A long overdue update and a new commission (or two)

Who'd have thought, way back in March, that we'd still be in some sort of lockdown in the North East when we were approaching the middle of October? I feel very lucky that many aspects of my writing practice can continue online, but I definitely expected to be back doing a decent amount of in-person delivery by now, and unfortunately that's not happening!

I know I'm not alone, with many arts freelancers, as well as cultural venues, feeling the strain, wanting to keep everybody safe but missing that camaraderie that comes with meeting up face-to-face.

Despite all of this, I've been lucky enough to gain some great commissions over the past few months, working with some incredible organisations who are still managing to positively impact people's lives despite everything going on.

Changing Relations: The Child's View Project

At the end of August I was brought on board as an Associate Writer for the Child's View project run by Changing Relations.

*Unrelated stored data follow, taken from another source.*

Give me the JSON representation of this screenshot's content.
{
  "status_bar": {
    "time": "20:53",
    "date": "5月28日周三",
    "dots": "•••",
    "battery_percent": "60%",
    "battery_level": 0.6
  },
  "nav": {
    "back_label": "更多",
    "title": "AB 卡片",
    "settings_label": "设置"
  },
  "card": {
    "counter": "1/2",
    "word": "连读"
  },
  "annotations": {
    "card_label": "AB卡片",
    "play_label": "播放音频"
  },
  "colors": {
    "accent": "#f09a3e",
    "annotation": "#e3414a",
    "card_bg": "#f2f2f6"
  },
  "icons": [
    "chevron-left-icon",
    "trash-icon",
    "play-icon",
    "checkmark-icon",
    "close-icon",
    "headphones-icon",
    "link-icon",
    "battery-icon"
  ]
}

The project aims to creatively give a voice to children and young people who may have experienced and / or witnessed domestic abuse, making their voice visible and giving language to a topic that adults who work with young people (such as teachers) can be afraid to broach.

My role involves delivering about seven creative writing sessions with a group of young people, developing their writing skills and holding space for them to think about issues like unhealthy relationships, violence and harrassment, stereotypes and family dynamics. They'll also have sessions with an animator and illustrator to bring their storie to life visually, and the project will wrap up in the new year with some writing and a short film that I can hopefully share with you all.

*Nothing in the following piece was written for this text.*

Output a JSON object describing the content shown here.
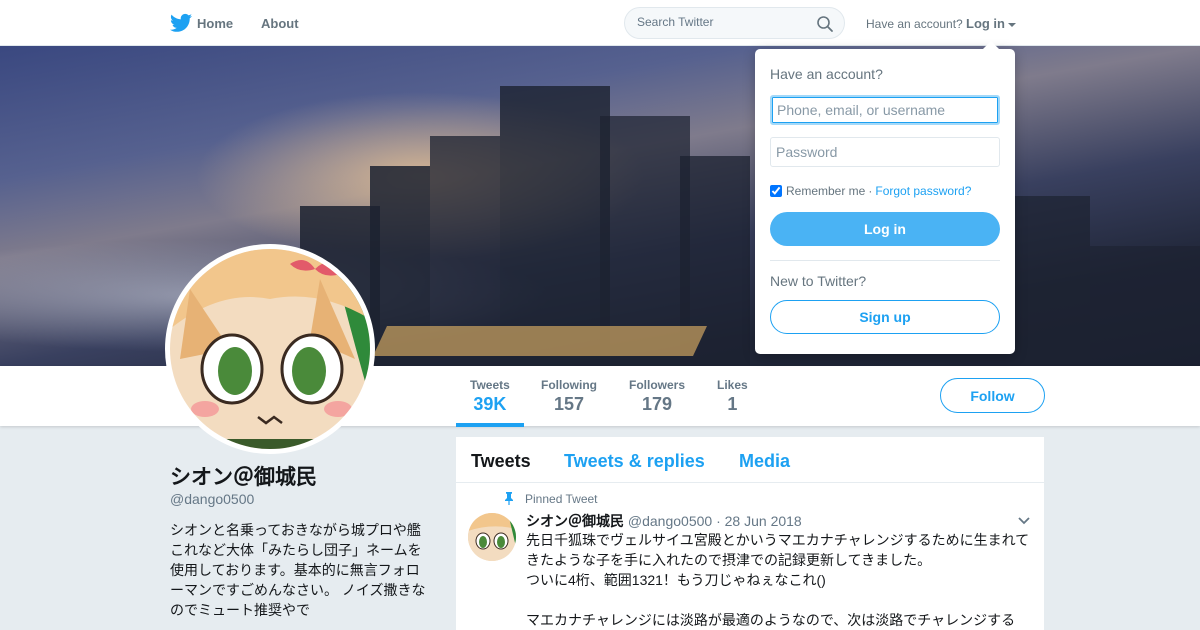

I had loads of help from my Twitter followers choosing poems and books that deal with domestic abuse as examples to use in my sessions. I particularly loved 'The Star Outside my Window' by Onjali Q Rauf and 'Me Mam. Me Dad. Me' by Malcolm Duffy.

Impending local lockdowns forced us to move our sessions online for the foreseeable future, but I'm really looking forward to working more with this group and helping them blossom into confident writers!

Wakefield Literature Festival

I was delighted to be asked to run a podcasting and journalistic writing workshop for 14-25 year olds at Wakefield LitFest last week. Their programme of events for young people has been amazing and the group that attended my session were so engaged and switched on and we talked lots about using journalism to give a voice to untold stories and inspirational people, which really made my heart sing!

On which note, my friend and fellow podcaster Iqra Choudhry and I are running a pay-as-you-feel introduction to podcasting workshop specifically for under-represented groups such as LGBTQ+, BIPOC and disabled people who are interested in setting up a podcast and may have been put off from doing so in the past. The first half of the session will go through the basics of recording, editing and hosting your own podcast, and during the second half we'll facilitate a discussion on how to make the industry more inclusive.

More info and sign up: https://www.eventbrite.co.uk/e/122805331051/

Grief Writing Workshop

For about five months now I've been facilitating an online creative writing group for members of Let's Talk About Loss, a bereavement charity for 18 - 35 year olds. This month we had our first Zoom session! I normally feel relatively calm about planning workshops but this one weighed heavily on me - the subject matter is obviously very sensitive and I wanted to create a really safe space for people to share works-in-progress.

Thankfully, the session went really well and we are already planning our second one, which will be more focused around peer-to-peer feedback so I'm really excited about that (and it'll take the pressure off me a bit!). If you want to join our Facebook group, here's the link:


My overriding feeling about the past year is one of gratefulness; there is still so much work I can do from home and socially distanced where possible. I've made so many new contacts and friends and been involved in so many great projects, as well as the obvious (staying healthy and safe). But I know it's a really uncertain time for my industry, and for freelancers in particular. I am missing school life and seeing young people in person, and I know with each passing month that the world remains unstable and scary they are in desperate need of creative outlets and we just can't provide them as frequently and readily as we could before. I'm really proud to be working with a lot of organisations who are working tirelessly to give creative opportunities to young people in spite of the madness.